Referring now to FIGS. 5 and 6 there is shown the details of the flexible beam system used for supporting the outer shell of the conical base. In particular, each flexible beam member of the system adjacent the water line comprises two I-beams 40 and 41 which are spaced apart a short distance 42 by spacing members 43 and 44 positioned at the center and the ends of the beams respectively. The spacing members allow the beams to transmit the load from the outer shell to the radial bulkheads while maintaining their ability to flex with respect to each other without shear transfer. To increase their flexibility the ends of the I-beams have a slight clearance 45 at each end adjacent the radial bulkheads. The end of the innermost beam is supported by a T-section having an end 48 attached to the beams and a web 47 attached to the radial bulkheads. The flanges of the I-beams are reinforced by web members 46 adjacent the center and the ends respectively, to ensure that the load-bearing portions of the beam and the flanges do not buckle or collapse. As best seen in FIG. 5, the flat section 35 of the parallelogram shaped box of the outer shell bears against the outermost flange of the I-beam 40. Thus, the load from the outer shell is transmitted over a narrow area of the beam which permits the beam to slightly flex to absorb the load imposed on the outer shell. Since the beams are not connected at their ends to the radial bulkheads but only supported by the T-sections, the beams can readily flex, absorbing the load from the outer shell. The flexibility of the conical base and limited contact points between the outer shell and supporting structure also prevents excessive loads as a result of temperature fluctuation. Also, an insulating layer can be placed on the inside surface of the outer shell of the conical base and upper cylindrical section to provide thermal insulation.

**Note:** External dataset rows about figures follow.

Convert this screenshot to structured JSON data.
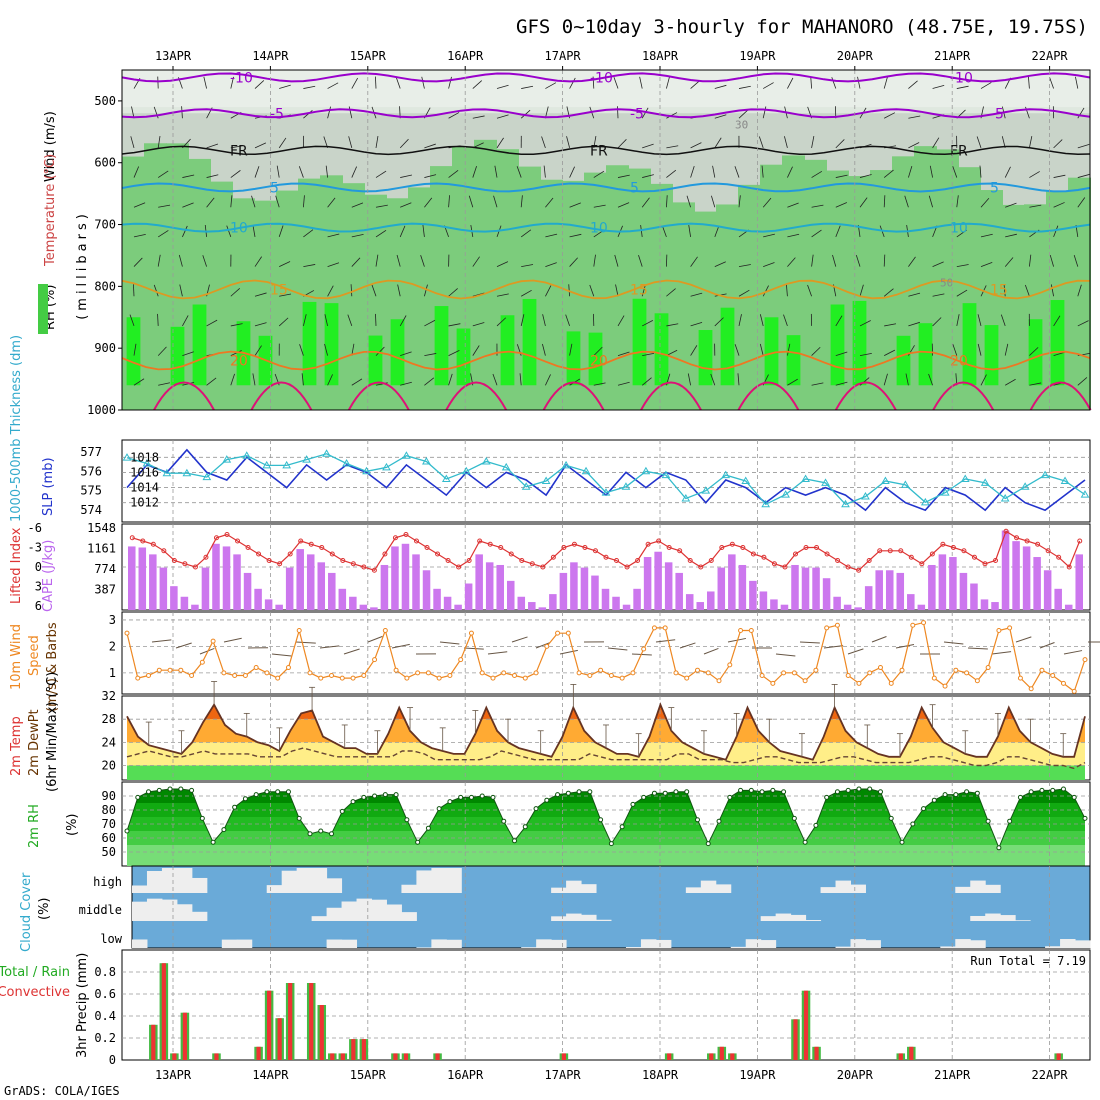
{
  "title": "GFS 0~10day 3-hourly for MAHANORO (48.75E, 19.75S)",
  "footer": "GrADS: COLA/IGES",
  "dates": [
    "13APR",
    "14APR",
    "15APR",
    "16APR",
    "17APR",
    "18APR",
    "19APR",
    "20APR",
    "21APR",
    "22APR"
  ],
  "colors": {
    "purple": "#9900cc",
    "blue": "#2233cc",
    "cyan": "#33bbcc",
    "green": "#33aa33",
    "red": "#dd3333",
    "orange": "#ee8822",
    "cloud_bg": "#6aaad8",
    "cloud_fg": "#eeeeee"
  },
  "chart_data": [
    {
      "type": "heatmap",
      "panel": "upper-air cross section",
      "ylabel_parts": [
        "Wind (m/s)",
        "Temperature (°C)",
        "RH (%)",
        "(millibars)"
      ],
      "ytick_labels": [
        "500",
        "600",
        "700",
        "800",
        "900",
        "1000"
      ],
      "yticks_mb": [
        500,
        600,
        700,
        800,
        900,
        1000
      ],
      "ylim_mb": [
        450,
        1000
      ],
      "isotherm_labels": [
        {
          "text": "-10",
          "level_mb": 462
        },
        {
          "text": "-5",
          "level_mb": 520
        },
        {
          "text": "FR",
          "level_mb": 580
        },
        {
          "text": "5",
          "level_mb": 640
        },
        {
          "text": "10",
          "level_mb": 705
        },
        {
          "text": "15",
          "level_mb": 805
        },
        {
          "text": "20",
          "level_mb": 920
        }
      ],
      "rh_labels": [
        "30",
        "50"
      ]
    },
    {
      "type": "line",
      "panel": "SLP and thickness",
      "ylabel_parts": [
        "1000-500mb Thickness (dm)",
        "SLP (mb)"
      ],
      "left_ticks": [
        "577",
        "576",
        "575",
        "574"
      ],
      "right_ticks": [
        "1018",
        "1016",
        "1014",
        "1012"
      ],
      "series": [
        {
          "name": "SLP (mb)",
          "values": [
            1014,
            1017,
            1016,
            1019,
            1016,
            1015,
            1018,
            1016,
            1014,
            1017,
            1015,
            1017,
            1016,
            1014,
            1017,
            1015,
            1013,
            1016,
            1014,
            1016,
            1015,
            1013,
            1017,
            1015,
            1013,
            1016,
            1014,
            1016,
            1015,
            1012,
            1015,
            1014,
            1012,
            1014,
            1013,
            1014,
            1013,
            1011,
            1014,
            1012,
            1011,
            1014,
            1013,
            1011,
            1014,
            1012,
            1011,
            1013,
            1015
          ]
        },
        {
          "name": "1000-500mb Thickness (dm)",
          "values": [
            576.7,
            576.4,
            575.9,
            575.9,
            575.7,
            576.6,
            576.8,
            576.3,
            576.3,
            576.6,
            576.9,
            576.4,
            576.0,
            576.2,
            576.8,
            576.5,
            575.6,
            576.0,
            576.5,
            576.2,
            575.2,
            575.5,
            576.3,
            576.0,
            574.9,
            575.2,
            576.0,
            575.8,
            574.6,
            575.0,
            575.8,
            575.5,
            574.3,
            574.8,
            575.6,
            575.4,
            574.3,
            574.7,
            575.5,
            575.3,
            574.4,
            574.9,
            575.6,
            575.4,
            574.6,
            575.2,
            575.8,
            575.5,
            574.8
          ]
        }
      ]
    },
    {
      "type": "bar",
      "panel": "Lifted Index and CAPE",
      "ylabel_parts": [
        "Lifted Index",
        "CAPE (J/kg)"
      ],
      "left_ticks": [
        "-6",
        "-3",
        "0",
        "3",
        "6"
      ],
      "right_ticks": [
        "1548",
        "1161",
        "774",
        "387"
      ],
      "series": [
        {
          "name": "CAPE (J/kg)",
          "values": [
            1200,
            1180,
            1050,
            800,
            450,
            250,
            100,
            800,
            1250,
            1200,
            1050,
            700,
            400,
            200,
            100,
            800,
            1150,
            1050,
            900,
            700,
            400,
            250,
            100,
            50,
            850,
            1200,
            1250,
            1050,
            750,
            400,
            250,
            100,
            500,
            1050,
            900,
            850,
            550,
            250,
            150,
            50,
            300,
            700,
            900,
            800,
            650,
            400,
            250,
            100,
            400,
            1000,
            1100,
            900,
            700,
            300,
            150,
            350,
            800,
            1050,
            850,
            550,
            350,
            200,
            100,
            850,
            800,
            800,
            600,
            250,
            100,
            50,
            450,
            750,
            750,
            700,
            300,
            100,
            850,
            1050,
            1000,
            700,
            500,
            200,
            150,
            1500,
            1300,
            1200,
            1000,
            750,
            400,
            100,
            1050
          ]
        },
        {
          "name": "Lifted Index",
          "values": [
            -4.5,
            -4,
            -3.5,
            -2.5,
            -1,
            -0.5,
            0,
            -1.5,
            -4.5,
            -5,
            -4,
            -3,
            -2,
            -1,
            -0.5,
            -2,
            -4,
            -3.5,
            -3,
            -2,
            -1,
            -0.5,
            0,
            0.5,
            -2,
            -4.5,
            -5,
            -4,
            -3,
            -2,
            -1,
            0,
            -1,
            -4,
            -3.5,
            -3,
            -2,
            -1,
            -0.5,
            0,
            -1.5,
            -3,
            -3.5,
            -3,
            -2.5,
            -1.5,
            -1,
            0,
            -1,
            -3.5,
            -4,
            -3,
            -2.5,
            -1,
            0,
            -1,
            -3,
            -3.5,
            -3,
            -2,
            -1.5,
            -0.5,
            0,
            -2,
            -3,
            -3,
            -2,
            -1,
            0,
            0.5,
            -1,
            -2.5,
            -2.5,
            -2.5,
            -1.5,
            -0.5,
            -2,
            -3.5,
            -3,
            -2.5,
            -1.5,
            -0.5,
            -1,
            -5.5,
            -4.5,
            -4,
            -3.5,
            -2.5,
            -1.5,
            0,
            -4
          ]
        }
      ]
    },
    {
      "type": "line",
      "panel": "10m wind",
      "ylabel_parts": [
        "10m Wind",
        "Speed",
        "(m/s) & Barbs"
      ],
      "ytick_labels": [
        "3",
        "2",
        "1"
      ],
      "ylim": [
        0.2,
        3.3
      ],
      "series": [
        {
          "name": "Speed (m/s)",
          "values": [
            2.5,
            0.8,
            0.9,
            1.1,
            1.1,
            1.1,
            0.9,
            1.4,
            2.2,
            1.0,
            0.9,
            0.9,
            1.2,
            1.0,
            0.8,
            1.2,
            2.6,
            1.0,
            0.8,
            0.9,
            0.8,
            0.8,
            0.9,
            1.5,
            2.6,
            1.1,
            0.8,
            1.0,
            1.0,
            0.8,
            0.9,
            1.5,
            2.5,
            1.0,
            0.8,
            1.0,
            0.9,
            0.8,
            1.0,
            2.0,
            2.5,
            2.5,
            1.0,
            0.9,
            1.1,
            0.9,
            0.8,
            1.0,
            1.9,
            2.7,
            2.7,
            1.0,
            0.8,
            1.1,
            1.0,
            0.7,
            1.3,
            2.6,
            2.6,
            0.9,
            0.6,
            1.0,
            1.0,
            0.7,
            1.1,
            2.7,
            2.8,
            0.9,
            0.6,
            1.0,
            1.2,
            0.6,
            1.1,
            2.8,
            2.9,
            0.8,
            0.5,
            1.1,
            1.0,
            0.7,
            1.2,
            2.6,
            2.7,
            0.8,
            0.4,
            1.1,
            0.9,
            0.6,
            0.3,
            1.5
          ]
        }
      ]
    },
    {
      "type": "area",
      "panel": "2m temperature",
      "ylabel_parts": [
        "2m Temp",
        "2m DewPt",
        "(6hr Min/Max) (°C)"
      ],
      "ytick_labels": [
        "32",
        "28",
        "24",
        "20"
      ],
      "ylim": [
        17.5,
        32
      ],
      "series": [
        {
          "name": "2m Temp",
          "values": [
            28.5,
            25,
            23.5,
            23,
            22.5,
            22,
            24,
            27.5,
            30.5,
            27,
            25.5,
            25,
            24,
            23.5,
            22.5,
            26,
            29,
            29.5,
            25,
            24,
            23,
            23,
            22,
            22,
            25.5,
            30,
            26,
            24,
            23,
            22.5,
            22,
            22,
            25.5,
            30,
            26,
            24,
            23,
            22.5,
            22,
            21.5,
            25,
            30,
            26,
            24,
            23,
            22,
            22,
            21.5,
            25,
            30.5,
            26,
            24,
            23,
            22,
            21.5,
            21,
            25,
            30,
            26,
            24,
            22.5,
            22,
            21.5,
            21,
            25,
            30,
            26,
            24,
            23,
            22,
            21.5,
            21.5,
            25,
            30,
            26.5,
            24,
            23,
            22,
            21.5,
            21.5,
            25,
            30,
            26,
            24,
            23,
            22,
            21.5,
            21.5,
            28.5
          ]
        },
        {
          "name": "2m DewPt",
          "values": [
            21.5,
            22,
            22.5,
            22,
            21.5,
            21.5,
            22,
            22.5,
            22,
            22,
            22,
            22,
            21.5,
            21.5,
            21.5,
            22.5,
            23,
            22.5,
            22,
            21.5,
            21.5,
            21.5,
            21.5,
            21.5,
            21.5,
            22.5,
            22.5,
            22,
            21,
            21,
            21,
            21,
            21,
            21.5,
            22.5,
            22,
            21.5,
            21,
            21,
            21,
            21,
            21,
            22,
            21.5,
            21,
            21,
            21,
            21,
            21,
            21,
            22,
            22,
            21,
            21,
            21,
            20.5,
            20.5,
            21,
            21.5,
            21.5,
            21,
            20.5,
            20.5,
            20.5,
            21,
            21.5,
            21.5,
            21,
            20.5,
            20.5,
            20.5,
            20.5,
            21,
            21.5,
            21.5,
            21,
            20.5,
            20,
            20,
            20.5,
            21.5,
            21.5,
            21,
            20.5,
            20,
            20,
            19.5,
            20.5
          ]
        }
      ]
    },
    {
      "type": "area",
      "panel": "2m relative humidity",
      "ylabel_parts": [
        "2m RH",
        "(%)"
      ],
      "ytick_labels": [
        "90",
        "80",
        "70",
        "60",
        "50"
      ],
      "ylim": [
        40,
        100
      ],
      "series": [
        {
          "name": "2m RH",
          "values": [
            65,
            89,
            93,
            94,
            95,
            95,
            94,
            74,
            57,
            66,
            82,
            88,
            91,
            93,
            93,
            93,
            74,
            63,
            65,
            63,
            79,
            86,
            89,
            90,
            91,
            91,
            73,
            57,
            67,
            81,
            86,
            89,
            89,
            90,
            89,
            72,
            58,
            68,
            81,
            87,
            91,
            92,
            93,
            93,
            73,
            56,
            68,
            84,
            89,
            92,
            92,
            93,
            93,
            73,
            56,
            72,
            89,
            94,
            94,
            93,
            94,
            93,
            74,
            57,
            69,
            89,
            93,
            94,
            95,
            95,
            93,
            74,
            57,
            70,
            81,
            87,
            91,
            91,
            93,
            92,
            72,
            53,
            72,
            89,
            93,
            94,
            94,
            95,
            89,
            74
          ]
        }
      ]
    },
    {
      "type": "bar",
      "panel": "cloud cover",
      "ylabel_parts": [
        "Cloud Cover",
        "(%)"
      ],
      "level_labels": [
        "high",
        "middle",
        "low"
      ]
    },
    {
      "type": "bar",
      "panel": "3hr precipitation",
      "ylabel_parts": [
        "Total / Rain",
        "Convective",
        "3hr Precip (mm)"
      ],
      "ytick_labels": [
        "0.8",
        "0.6",
        "0.4",
        "0.2",
        "0"
      ],
      "ylim": [
        0,
        1.0
      ],
      "run_total": "Run Total = 7.19",
      "series": [
        {
          "name": "Total / Rain",
          "values": [
            0,
            0,
            0.32,
            0.88,
            0.06,
            0.43,
            0,
            0,
            0.06,
            0,
            0,
            0,
            0.12,
            0.63,
            0.38,
            0.7,
            0,
            0.7,
            0.5,
            0.06,
            0.06,
            0.19,
            0.19,
            0,
            0,
            0.06,
            0.06,
            0,
            0,
            0.06,
            0,
            0,
            0,
            0,
            0,
            0,
            0,
            0,
            0,
            0,
            0,
            0.06,
            0,
            0,
            0,
            0,
            0,
            0,
            0,
            0,
            0,
            0.06,
            0,
            0,
            0,
            0.06,
            0.12,
            0.06,
            0,
            0,
            0,
            0,
            0,
            0.37,
            0.63,
            0.12,
            0,
            0,
            0,
            0,
            0,
            0,
            0,
            0.06,
            0.12,
            0,
            0,
            0,
            0,
            0,
            0,
            0,
            0,
            0,
            0,
            0,
            0,
            0,
            0.06,
            0,
            0
          ]
        }
      ]
    }
  ]
}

In a typical base structure designed for a load of 25,000 kips and a maximum contact pressure of 1600 psi, the base structure would have a diameter of approximately 350 feet with a height of roughly 70 feet for operating in water depths of 30 to 60 feet. The upper cylindrical drilling platform is 210 feet in diameter with a height of 90 feet. The outer shell of the conical section includes two-inch outer and two-inch inner plate walls with two-inch meridional webs with one-inch plate radial bulkheads. The radial bulkheads were placed on 9-degree centers while the flexible beam system composed of I-beams having a flange width of approximately 1.5 feet and a thickness of 2.75 inches with a 12-inch high web. The total weight of steel in the structure is approximately 40,000 tons which would provide the reserve buoyancy of approximately 50,000 tons while towing the base structure in an upright position.

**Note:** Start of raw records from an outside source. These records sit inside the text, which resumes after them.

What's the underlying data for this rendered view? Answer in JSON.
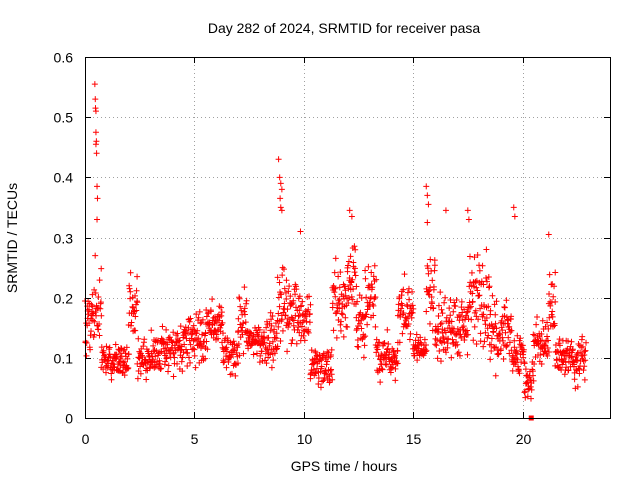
{
  "chart_data": {
    "type": "scatter",
    "title": "Day 282 of 2024, SRMTID for receiver pasa",
    "xlabel": "GPS time / hours",
    "ylabel": "SRMTID / TECUs",
    "xlim": [
      0,
      24
    ],
    "ylim": [
      0,
      0.6
    ],
    "xticks": [
      "0",
      "5",
      "10",
      "15",
      "20"
    ],
    "yticks": [
      "0",
      "0.1",
      "0.2",
      "0.3",
      "0.4",
      "0.5",
      "0.6"
    ],
    "grid": true,
    "marker": "+",
    "color": "#ff0000",
    "clusters": [
      {
        "start": 0.0,
        "end": 0.3,
        "min": 0.07,
        "max": 0.25
      },
      {
        "start": 0.3,
        "end": 0.75,
        "min": 0.08,
        "max": 0.3
      },
      {
        "start": 0.75,
        "end": 2.0,
        "min": 0.06,
        "max": 0.13
      },
      {
        "start": 2.0,
        "end": 2.4,
        "min": 0.1,
        "max": 0.26
      },
      {
        "start": 2.4,
        "end": 3.5,
        "min": 0.05,
        "max": 0.15
      },
      {
        "start": 3.5,
        "end": 4.5,
        "min": 0.06,
        "max": 0.17
      },
      {
        "start": 4.5,
        "end": 5.5,
        "min": 0.07,
        "max": 0.2
      },
      {
        "start": 5.5,
        "end": 6.3,
        "min": 0.1,
        "max": 0.21
      },
      {
        "start": 6.3,
        "end": 7.0,
        "min": 0.05,
        "max": 0.15
      },
      {
        "start": 7.0,
        "end": 7.4,
        "min": 0.09,
        "max": 0.25
      },
      {
        "start": 7.4,
        "end": 8.0,
        "min": 0.09,
        "max": 0.17
      },
      {
        "start": 8.0,
        "end": 8.8,
        "min": 0.06,
        "max": 0.19
      },
      {
        "start": 8.8,
        "end": 9.2,
        "min": 0.1,
        "max": 0.28
      },
      {
        "start": 9.2,
        "end": 9.8,
        "min": 0.1,
        "max": 0.25
      },
      {
        "start": 9.8,
        "end": 10.3,
        "min": 0.11,
        "max": 0.22
      },
      {
        "start": 10.3,
        "end": 11.3,
        "min": 0.04,
        "max": 0.13
      },
      {
        "start": 11.3,
        "end": 12.0,
        "min": 0.1,
        "max": 0.28
      },
      {
        "start": 12.0,
        "end": 12.4,
        "min": 0.15,
        "max": 0.3
      },
      {
        "start": 12.4,
        "end": 12.8,
        "min": 0.08,
        "max": 0.22
      },
      {
        "start": 12.8,
        "end": 13.3,
        "min": 0.12,
        "max": 0.28
      },
      {
        "start": 13.3,
        "end": 14.3,
        "min": 0.05,
        "max": 0.15
      },
      {
        "start": 14.3,
        "end": 15.0,
        "min": 0.1,
        "max": 0.25
      },
      {
        "start": 15.0,
        "end": 15.6,
        "min": 0.08,
        "max": 0.15
      },
      {
        "start": 15.6,
        "end": 16.0,
        "min": 0.12,
        "max": 0.3
      },
      {
        "start": 16.0,
        "end": 17.5,
        "min": 0.07,
        "max": 0.22
      },
      {
        "start": 17.5,
        "end": 18.5,
        "min": 0.1,
        "max": 0.3
      },
      {
        "start": 18.5,
        "end": 19.5,
        "min": 0.05,
        "max": 0.22
      },
      {
        "start": 19.5,
        "end": 20.1,
        "min": 0.05,
        "max": 0.16
      },
      {
        "start": 20.1,
        "end": 20.5,
        "min": 0.02,
        "max": 0.1
      },
      {
        "start": 20.5,
        "end": 21.2,
        "min": 0.07,
        "max": 0.18
      },
      {
        "start": 21.2,
        "end": 21.5,
        "min": 0.12,
        "max": 0.27
      },
      {
        "start": 21.5,
        "end": 22.0,
        "min": 0.05,
        "max": 0.14
      },
      {
        "start": 22.0,
        "end": 22.9,
        "min": 0.04,
        "max": 0.16
      }
    ],
    "spikes": [
      {
        "x": 0.45,
        "y": 0.555
      },
      {
        "x": 0.47,
        "y": 0.53
      },
      {
        "x": 0.48,
        "y": 0.515
      },
      {
        "x": 0.5,
        "y": 0.51
      },
      {
        "x": 0.5,
        "y": 0.475
      },
      {
        "x": 0.52,
        "y": 0.46
      },
      {
        "x": 0.5,
        "y": 0.455
      },
      {
        "x": 0.53,
        "y": 0.44
      },
      {
        "x": 0.55,
        "y": 0.385
      },
      {
        "x": 0.57,
        "y": 0.365
      },
      {
        "x": 0.55,
        "y": 0.33
      },
      {
        "x": 8.85,
        "y": 0.43
      },
      {
        "x": 8.9,
        "y": 0.4
      },
      {
        "x": 8.95,
        "y": 0.39
      },
      {
        "x": 9.0,
        "y": 0.38
      },
      {
        "x": 8.92,
        "y": 0.365
      },
      {
        "x": 8.95,
        "y": 0.35
      },
      {
        "x": 9.0,
        "y": 0.345
      },
      {
        "x": 9.85,
        "y": 0.31
      },
      {
        "x": 12.1,
        "y": 0.345
      },
      {
        "x": 12.2,
        "y": 0.335
      },
      {
        "x": 15.6,
        "y": 0.385
      },
      {
        "x": 15.65,
        "y": 0.37
      },
      {
        "x": 15.7,
        "y": 0.355
      },
      {
        "x": 15.65,
        "y": 0.325
      },
      {
        "x": 16.5,
        "y": 0.345
      },
      {
        "x": 17.5,
        "y": 0.345
      },
      {
        "x": 17.55,
        "y": 0.33
      },
      {
        "x": 19.6,
        "y": 0.35
      },
      {
        "x": 19.65,
        "y": 0.335
      },
      {
        "x": 21.2,
        "y": 0.305
      },
      {
        "x": 20.4,
        "y": 0.0
      }
    ]
  }
}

The above described conical base structure provides a flexure of approximately two inches when the outer surface of the conical base is subjected to its maximum load of 26,000 kips. In order to withstand greater loads, it may be necessary to increase the diameter of the conical base and increase the thickness or strength of some of the members. While increasing the diameter and the thickness of the members, it should be borne in mind that one should still maintain the flexible beam system.